Much as it galls me to say it, I actually have some insight into this.
The long and short of it is that it's a "black hat" off-page SEO tactic. See, Search Engines don't just recommend your page based off of "did they say something relevant to this search". It uses a complex algorithm that recommends sites based off a synthesis of factors, including site relevance, content topicality, perceived authority, and reputation. And one of the components feeding into those factors is what we call "backlinks" (other sites linking back to your site).

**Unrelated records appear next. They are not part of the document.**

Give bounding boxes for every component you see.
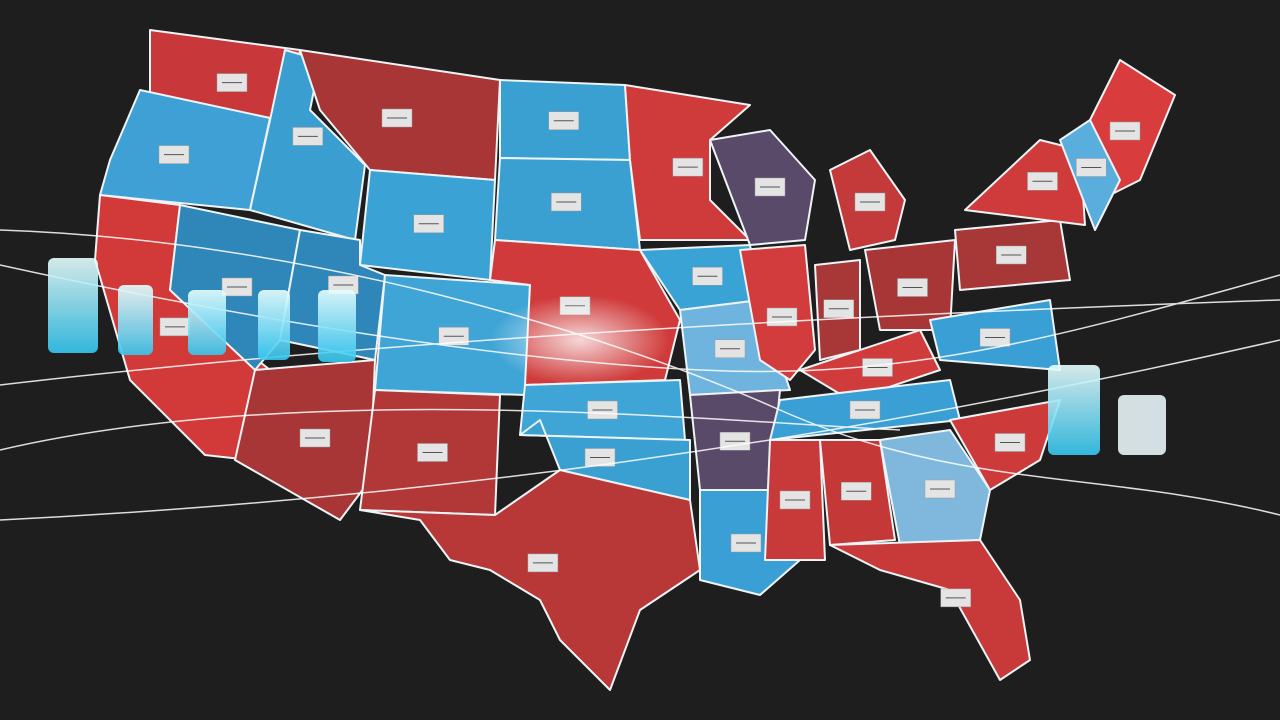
- glow-bar: [258, 290, 290, 360]
- state: [829, 539, 1031, 681]
- flow-line: [0, 408, 901, 451]
- glow-bars: [48, 258, 1166, 455]
- glow-bar: [48, 258, 98, 353]
- glow-bar: [1048, 365, 1100, 455]
- glow-bar: [1118, 395, 1166, 455]
- state-labels: [158, 73, 1141, 608]
- glow-bar: [118, 285, 153, 355]
- glow: [490, 295, 670, 385]
- flow-line: [0, 229, 1280, 516]
- glow-bar: [188, 290, 226, 355]
- flow-line: [0, 264, 1280, 373]
- glow-bar: [318, 290, 356, 362]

The catch is that getting a good backlink is both very hard and very time consuming. Like "requires a lot of cold call outreach humbly suggesting ways that name dropping your product - like in a CNET 'listicle' - would be good content for them, and you should only expect a 5-15% success rate." And as a further wrinkle, Search Engines get suspicious if it looks like you paid for the backlinks (and didn't flag them as such so that search engine can deemphasize them) either monetarily or through link trading. They want them to be
organic and based on merit. And they will penalize you if they think your backlink profile is suspicious.

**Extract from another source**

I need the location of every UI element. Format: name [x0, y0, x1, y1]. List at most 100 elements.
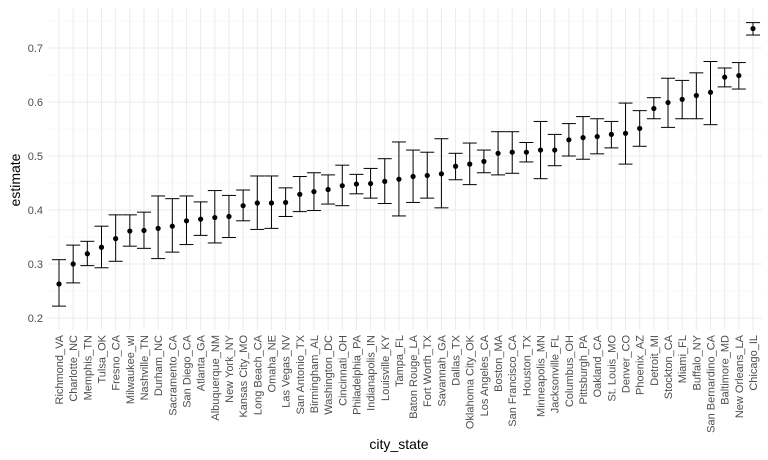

Thing is...it's also a bit of an open secret that buying backlinks is still extremely common. Usually not in the form of directly purchasing it from the hosted site, but in the form of outsourcing it to agencies or freelancers. Now, many of these play by the rules and use white hat tactics. But a lot of them - particularly those which 'guarantee' a lot of backlinks, often for a pittance - those black hat tactics result in a toxic backlink profile. Yes, they
created all those backlinks, but most of them get taken down by the site admins within a day or so, and the quality of the links generated are so bad and the tactics so brazen that it
hurts rather than helps the client site.
There's a solid analogy here to "buying site traffic", which is usually achieved the same way a DDOS attack is: By flooding the site with bots. Granted, a DDOS does it to overload the site, while buying traffic scales it down to 'survivable' levels because it only wants to use the bots to trick analytics programs into thinking a lot of people visited the site. But while the goal is different, the method is pretty much the same. And that makes it a very dishonest way to 'increase site traffic'. Yes, you can say the site got a lot more 'hits', but they're literally false positives
and not actually useful for the client.
Returning to the topic at hand, when someone promises you a high volume of backlinks, that's a big red flag, and usually means that they'll 'accomplish' this through what we call "link building bots", which are designed to do exactly what we've been seeing: join forums and comment in blogs and spam them with content that includes links to the client site. This allows them to
technically say that they produced "X" backlinks, but they're functionally worse than worthless because not only do modern forums automatically include the nofollow attribute to user posted links, those posts will they quickly be flagged as suspicious by Search Engines, which will then
penalize the client.
And moreover, for posts like those, the only ones that can be expected to survive - so to speak - will mostly be on neglected boards, which Search Engines don't like anyways. Standard procedure for backlinks is not just creating quality backlinks on good sites, it's culling toxic backlinks from less reputable ones.
And this method primarily creates toxic backlinks.
TLDR: The point isn't that people
click the backlink, it's that the page
has the backlink. It's a counterproductive tactic that relies on a superficial understanding of how backlinks work.